Well, there was David Cameron transitioning into number 10 without so much as a suitcase in sight.

And wasn’t the new found camaraderie between him and Nick Clegg pleasantly agreeable to behold?  You’ve got to wish them both ‘good luck’ in dealing with the UK’s horrible financial plight which almost went missing during the election campaign.

No, you’ve got to wish them more than luck.  You’ve got to wish they discover the fantastic potential of public rent-capture, if the UK is ever to resolve its dire economic situation satisfactorily.

If the Cameron-Clegg team doesn’t discover rent it, too, will be thrown upon the scrap heap of history to which the UK public has consigned a miserable Gordon Brown.

Brown was gracious, almost statesmanlike, during the handover but, regardless of his claim to being one of Britain’s great Chancellors of the Exchequer, Gordon Brown amounted to a political failure, a mere snake oil salesman for 20th century junk economics, a period in world economies that US professor of economics Michael Hudson has described as “The Counter-Enlightenment.”
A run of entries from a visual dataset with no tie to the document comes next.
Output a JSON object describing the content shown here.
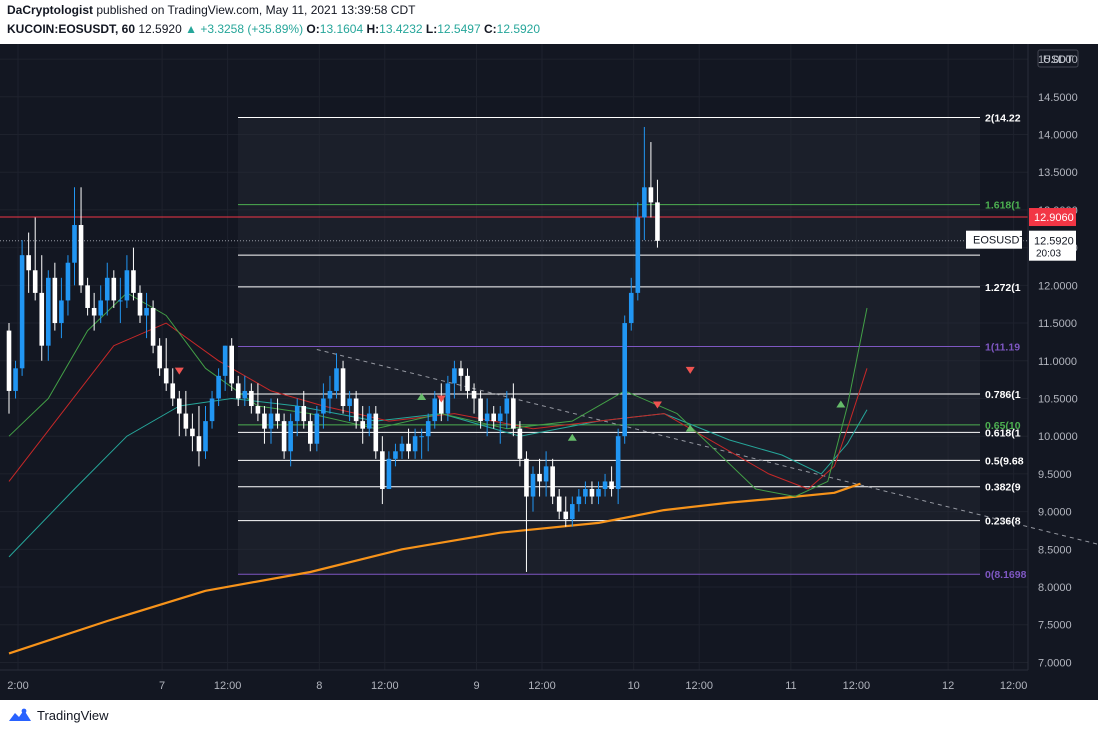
{
  "header": {
    "author": "DaCryptologist",
    "published_text": "published on TradingView.com, May 11, 2021 13:39:58 CDT",
    "symbol_line": "KUCOIN:EOSUSDT, 60",
    "last": "12.5920",
    "change": "▲ +3.3258 (+35.89%)",
    "o_label": "O:",
    "o": "13.1604",
    "h_label": "H:",
    "h": "13.4232",
    "l_label": "L:",
    "l": "12.5497",
    "c_label": "C:",
    "c": "12.5920"
  },
  "footer": {
    "brand": "TradingView"
  },
  "colors": {
    "bg": "#131722",
    "candle_up": "#2196f3",
    "candle_down": "#ffffff",
    "fib_white": "#ffffff",
    "fib_green": "#4caf50",
    "fib_purple": "#7e57c2",
    "red_line": "#f23645",
    "ma_slow": "#f7931a",
    "ma_fast": "#43a047",
    "ma_mid": "#c62828",
    "ma_teal": "#26a69a"
  },
  "chart_data": {
    "type": "candlestick",
    "symbol": "EOSUSDT",
    "axis_unit": "USDT",
    "ylim": [
      6.9,
      15.2
    ],
    "y_ticks": [
      "7.0000",
      "7.5000",
      "8.0000",
      "8.5000",
      "9.0000",
      "9.5000",
      "10.0000",
      "10.5000",
      "11.0000",
      "11.5000",
      "12.0000",
      "12.5000",
      "13.0000",
      "13.5000",
      "14.0000",
      "14.5000",
      "15.0000"
    ],
    "x_ticks": [
      {
        "label": "2:00",
        "t": 0
      },
      {
        "label": "7",
        "t": 22
      },
      {
        "label": "12:00",
        "t": 32
      },
      {
        "label": "8",
        "t": 46
      },
      {
        "label": "12:00",
        "t": 56
      },
      {
        "label": "9",
        "t": 70
      },
      {
        "label": "12:00",
        "t": 80
      },
      {
        "label": "10",
        "t": 94
      },
      {
        "label": "12:00",
        "t": 104
      },
      {
        "label": "11",
        "t": 118
      },
      {
        "label": "12:00",
        "t": 128
      },
      {
        "label": "12",
        "t": 142
      },
      {
        "label": "12:00",
        "t": 152
      }
    ],
    "candles": [
      [
        11.4,
        11.5,
        10.3,
        10.6
      ],
      [
        10.6,
        11.0,
        10.5,
        10.9
      ],
      [
        10.9,
        12.6,
        10.8,
        12.4
      ],
      [
        12.4,
        12.7,
        11.9,
        12.2
      ],
      [
        12.2,
        12.9,
        11.8,
        11.9
      ],
      [
        11.9,
        12.4,
        11.0,
        11.2
      ],
      [
        11.2,
        12.2,
        11.0,
        12.1
      ],
      [
        12.1,
        12.3,
        11.4,
        11.5
      ],
      [
        11.5,
        12.1,
        11.3,
        11.8
      ],
      [
        11.8,
        12.4,
        11.6,
        12.3
      ],
      [
        12.3,
        13.3,
        12.0,
        12.8
      ],
      [
        12.8,
        13.3,
        11.9,
        12.0
      ],
      [
        12.0,
        12.1,
        11.6,
        11.7
      ],
      [
        11.7,
        11.9,
        11.4,
        11.6
      ],
      [
        11.6,
        12.0,
        11.5,
        11.8
      ],
      [
        11.8,
        12.3,
        11.6,
        12.1
      ],
      [
        12.1,
        12.2,
        11.7,
        11.8
      ],
      [
        11.8,
        12.1,
        11.5,
        11.8
      ],
      [
        11.8,
        12.4,
        11.7,
        12.2
      ],
      [
        12.2,
        12.5,
        11.8,
        11.9
      ],
      [
        11.9,
        12.0,
        11.5,
        11.6
      ],
      [
        11.6,
        11.9,
        11.3,
        11.7
      ],
      [
        11.7,
        11.8,
        11.1,
        11.2
      ],
      [
        11.2,
        11.3,
        10.8,
        10.9
      ],
      [
        10.9,
        11.3,
        10.6,
        10.7
      ],
      [
        10.7,
        10.9,
        10.4,
        10.5
      ],
      [
        10.5,
        10.6,
        10.0,
        10.3
      ],
      [
        10.3,
        10.6,
        10.0,
        10.1
      ],
      [
        10.1,
        10.3,
        9.8,
        10.0
      ],
      [
        10.0,
        10.4,
        9.6,
        9.8
      ],
      [
        9.8,
        10.4,
        9.7,
        10.2
      ],
      [
        10.2,
        10.6,
        10.1,
        10.5
      ],
      [
        10.5,
        10.9,
        10.4,
        10.8
      ],
      [
        10.8,
        11.2,
        10.6,
        11.2
      ],
      [
        11.2,
        11.3,
        10.6,
        10.7
      ],
      [
        10.7,
        10.8,
        10.4,
        10.5
      ],
      [
        10.5,
        10.8,
        10.4,
        10.6
      ],
      [
        10.6,
        10.7,
        10.3,
        10.4
      ],
      [
        10.4,
        10.7,
        10.2,
        10.3
      ],
      [
        10.3,
        10.4,
        9.9,
        10.1
      ],
      [
        10.1,
        10.5,
        9.9,
        10.3
      ],
      [
        10.3,
        10.5,
        10.1,
        10.2
      ],
      [
        10.2,
        10.3,
        9.7,
        9.8
      ],
      [
        9.8,
        10.3,
        9.6,
        10.2
      ],
      [
        10.2,
        10.5,
        10.0,
        10.4
      ],
      [
        10.4,
        10.6,
        10.1,
        10.2
      ],
      [
        10.2,
        10.3,
        9.8,
        9.9
      ],
      [
        9.9,
        10.4,
        9.8,
        10.3
      ],
      [
        10.3,
        10.7,
        10.1,
        10.5
      ],
      [
        10.5,
        10.8,
        10.3,
        10.6
      ],
      [
        10.6,
        11.1,
        10.5,
        10.9
      ],
      [
        10.9,
        11.0,
        10.3,
        10.4
      ],
      [
        10.4,
        10.6,
        10.2,
        10.5
      ],
      [
        10.5,
        10.6,
        10.1,
        10.2
      ],
      [
        10.2,
        10.4,
        9.9,
        10.1
      ],
      [
        10.1,
        10.4,
        10.0,
        10.3
      ],
      [
        10.3,
        10.4,
        9.7,
        9.8
      ],
      [
        9.8,
        10.0,
        9.1,
        9.3
      ],
      [
        9.3,
        9.8,
        9.3,
        9.7
      ],
      [
        9.7,
        9.9,
        9.6,
        9.8
      ],
      [
        9.8,
        10.0,
        9.7,
        9.9
      ],
      [
        9.9,
        10.1,
        9.7,
        9.8
      ],
      [
        9.8,
        10.1,
        9.7,
        10.0
      ],
      [
        10.0,
        10.1,
        9.7,
        10.0
      ],
      [
        10.0,
        10.3,
        9.8,
        10.2
      ],
      [
        10.2,
        10.6,
        10.1,
        10.5
      ],
      [
        10.5,
        10.7,
        10.2,
        10.3
      ],
      [
        10.3,
        10.8,
        10.2,
        10.7
      ],
      [
        10.7,
        11.0,
        10.5,
        10.9
      ],
      [
        10.9,
        11.0,
        10.6,
        10.8
      ],
      [
        10.8,
        10.9,
        10.5,
        10.6
      ],
      [
        10.6,
        10.7,
        10.3,
        10.5
      ],
      [
        10.5,
        10.6,
        10.1,
        10.2
      ],
      [
        10.2,
        10.5,
        10.0,
        10.3
      ],
      [
        10.3,
        10.4,
        10.1,
        10.2
      ],
      [
        10.2,
        10.4,
        9.9,
        10.3
      ],
      [
        10.3,
        10.6,
        10.1,
        10.5
      ],
      [
        10.5,
        10.7,
        10.0,
        10.1
      ],
      [
        10.1,
        10.2,
        9.6,
        9.7
      ],
      [
        9.7,
        9.8,
        8.2,
        9.2
      ],
      [
        9.2,
        9.6,
        9.0,
        9.5
      ],
      [
        9.5,
        9.7,
        9.2,
        9.4
      ],
      [
        9.4,
        9.8,
        9.2,
        9.6
      ],
      [
        9.6,
        9.7,
        9.1,
        9.2
      ],
      [
        9.2,
        9.3,
        8.9,
        9.0
      ],
      [
        9.0,
        9.2,
        8.8,
        8.9
      ],
      [
        8.9,
        9.2,
        8.8,
        9.1
      ],
      [
        9.1,
        9.3,
        9.0,
        9.2
      ],
      [
        9.2,
        9.4,
        9.1,
        9.3
      ],
      [
        9.3,
        9.4,
        9.1,
        9.2
      ],
      [
        9.2,
        9.4,
        9.1,
        9.3
      ],
      [
        9.3,
        9.5,
        9.2,
        9.4
      ],
      [
        9.4,
        9.6,
        9.2,
        9.3
      ],
      [
        9.3,
        10.1,
        9.1,
        10.0
      ],
      [
        10.0,
        11.6,
        9.9,
        11.5
      ],
      [
        11.5,
        12.1,
        11.4,
        11.9
      ],
      [
        11.9,
        13.1,
        11.8,
        12.9
      ],
      [
        12.9,
        14.1,
        12.6,
        13.3
      ],
      [
        13.3,
        13.9,
        12.9,
        13.1
      ],
      [
        13.1,
        13.4,
        12.5,
        12.59
      ]
    ],
    "horizontal_line": {
      "price": 12.906,
      "label": "12.9060"
    },
    "last_price": {
      "price": 12.592,
      "label": "12.5920",
      "countdown": "20:03",
      "symbol_label": "EOSUSDT"
    },
    "fib_levels": [
      {
        "label": "2(14.22",
        "price": 14.225,
        "color": "white"
      },
      {
        "label": "1.618(1",
        "price": 13.07,
        "color": "green"
      },
      {
        "label": "",
        "price": 12.4,
        "color": "white"
      },
      {
        "label": "1.272(1",
        "price": 11.98,
        "color": "white"
      },
      {
        "label": "1(11.19",
        "price": 11.19,
        "color": "purple"
      },
      {
        "label": "0.786(1",
        "price": 10.56,
        "color": "white"
      },
      {
        "label": "0.65(10",
        "price": 10.15,
        "color": "green"
      },
      {
        "label": "0.618(1",
        "price": 10.05,
        "color": "white"
      },
      {
        "label": "0.5(9.68",
        "price": 9.68,
        "color": "white"
      },
      {
        "label": "0.382(9",
        "price": 9.33,
        "color": "white"
      },
      {
        "label": "0.236(8",
        "price": 8.88,
        "color": "white"
      },
      {
        "label": "0(8.1698",
        "price": 8.17,
        "color": "purple"
      }
    ],
    "trendline": {
      "from": {
        "t": 47,
        "price": 11.15
      },
      "to": {
        "t": 186,
        "price": 8.17
      }
    },
    "ma_slow": [
      [
        0,
        7.12
      ],
      [
        15,
        7.55
      ],
      [
        30,
        7.95
      ],
      [
        46,
        8.2
      ],
      [
        60,
        8.5
      ],
      [
        75,
        8.72
      ],
      [
        90,
        8.85
      ],
      [
        100,
        9.02
      ],
      [
        110,
        9.12
      ],
      [
        118,
        9.18
      ],
      [
        126,
        9.25
      ],
      [
        130,
        9.37
      ]
    ],
    "ma_fast": [
      [
        0,
        10.0
      ],
      [
        6,
        10.5
      ],
      [
        12,
        11.4
      ],
      [
        18,
        11.9
      ],
      [
        24,
        11.6
      ],
      [
        30,
        10.9
      ],
      [
        38,
        10.4
      ],
      [
        46,
        10.3
      ],
      [
        56,
        10.1
      ],
      [
        66,
        10.3
      ],
      [
        76,
        10.1
      ],
      [
        86,
        10.2
      ],
      [
        94,
        10.6
      ],
      [
        102,
        10.3
      ],
      [
        108,
        9.8
      ],
      [
        114,
        9.3
      ],
      [
        120,
        9.2
      ],
      [
        125,
        9.4
      ],
      [
        128,
        10.4
      ],
      [
        131,
        11.7
      ]
    ],
    "ma_mid": [
      [
        0,
        9.4
      ],
      [
        8,
        10.3
      ],
      [
        16,
        11.2
      ],
      [
        24,
        11.5
      ],
      [
        32,
        11.0
      ],
      [
        40,
        10.6
      ],
      [
        48,
        10.4
      ],
      [
        58,
        10.2
      ],
      [
        68,
        10.3
      ],
      [
        80,
        10.1
      ],
      [
        90,
        10.2
      ],
      [
        100,
        10.3
      ],
      [
        108,
        9.9
      ],
      [
        116,
        9.5
      ],
      [
        122,
        9.3
      ],
      [
        126,
        9.6
      ],
      [
        128,
        10.1
      ],
      [
        131,
        10.9
      ]
    ],
    "ma_teal": [
      [
        0,
        8.4
      ],
      [
        10,
        9.3
      ],
      [
        18,
        10.0
      ],
      [
        26,
        10.4
      ],
      [
        34,
        10.5
      ],
      [
        44,
        10.4
      ],
      [
        56,
        10.2
      ],
      [
        66,
        10.3
      ],
      [
        78,
        10.0
      ],
      [
        90,
        10.2
      ],
      [
        100,
        10.3
      ],
      [
        110,
        9.95
      ],
      [
        118,
        9.75
      ],
      [
        124,
        9.5
      ],
      [
        128,
        9.9
      ],
      [
        131,
        10.35
      ]
    ],
    "arrows_down": [
      [
        26,
        10.87
      ],
      [
        66,
        10.5
      ],
      [
        99,
        10.42
      ],
      [
        104,
        10.88
      ]
    ],
    "arrows_up": [
      [
        63,
        10.52
      ],
      [
        86,
        9.98
      ],
      [
        104,
        10.1
      ],
      [
        127,
        10.42
      ]
    ]
  }
}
“Counter Enlightenment”: that is indeed descriptive of the economics that has been permitted to seize us by our ‘user pays’ (never ‘beneficiary pays’) throats because, where classical economic reform had advocated taxing away land rent, ‘modern’ neo-liberal economics has promoted its privatisation through rent-seeking in real estate and mineral resources, converting freeways into tollways (and similarly privatising other natural monopolies), and numerous forms of price-gouging – with the results we now see all about us.  It’s not coincidental.  It’s been a devastating period of false, non-scientific economics.  And that’s the way economics is being taught in our universities, folks!

We’ve allowed the rent the community creates – and which represents the community – to be stolen by carpet-baggers.  As a result, a sense of community has disappeared at the same time rent-seeking by greedy ‘investors’ has replaced productivity and real wealth creation.


The new Conservative/Lib-Dem coalition could take a lead from Australia.

It wasn’t until I took a few days off interstate with my wife, that the enormity of some of Ken Henry’s recommendations for “Australia’s Future Tax System” really sank home.  Whilst away, I was able to see them in a broader perspective.

Henry’s panel actually came out in favour of slashing taxes and capturing Australia’s economic rents!

I wondered to what extent the efforts of Michael Hudson, my colleagues or I may have influenced the panel’s decision, or had they arrived at their conclusions quite independently?  I guess we’ll never know.  It doesn’t really matter.

What does matter is that Australia has taken the first hesitant steps in becoming the hub of a counter revolution in economics – and the Henry Review should be heartily congratulated for the part it has played in that process.

Now to convince timorous politicians, whether in Australia, the UK, or elsewhere, to play their historical part in this counter revolution.

It would be nice to see messrs Rudd, Cameron, Clegg and Obama leave office having solved their economic conundrums in the tradition of David Ricardo, Adam Smith, John Stuart Mill and Henry George, instead of departing the political scene defeated, still clinging tenaciously to the dismal ‘supply and demand’ economics that served Margaret Thatcher, Ronald Reagan and Gordon Brown so poorly.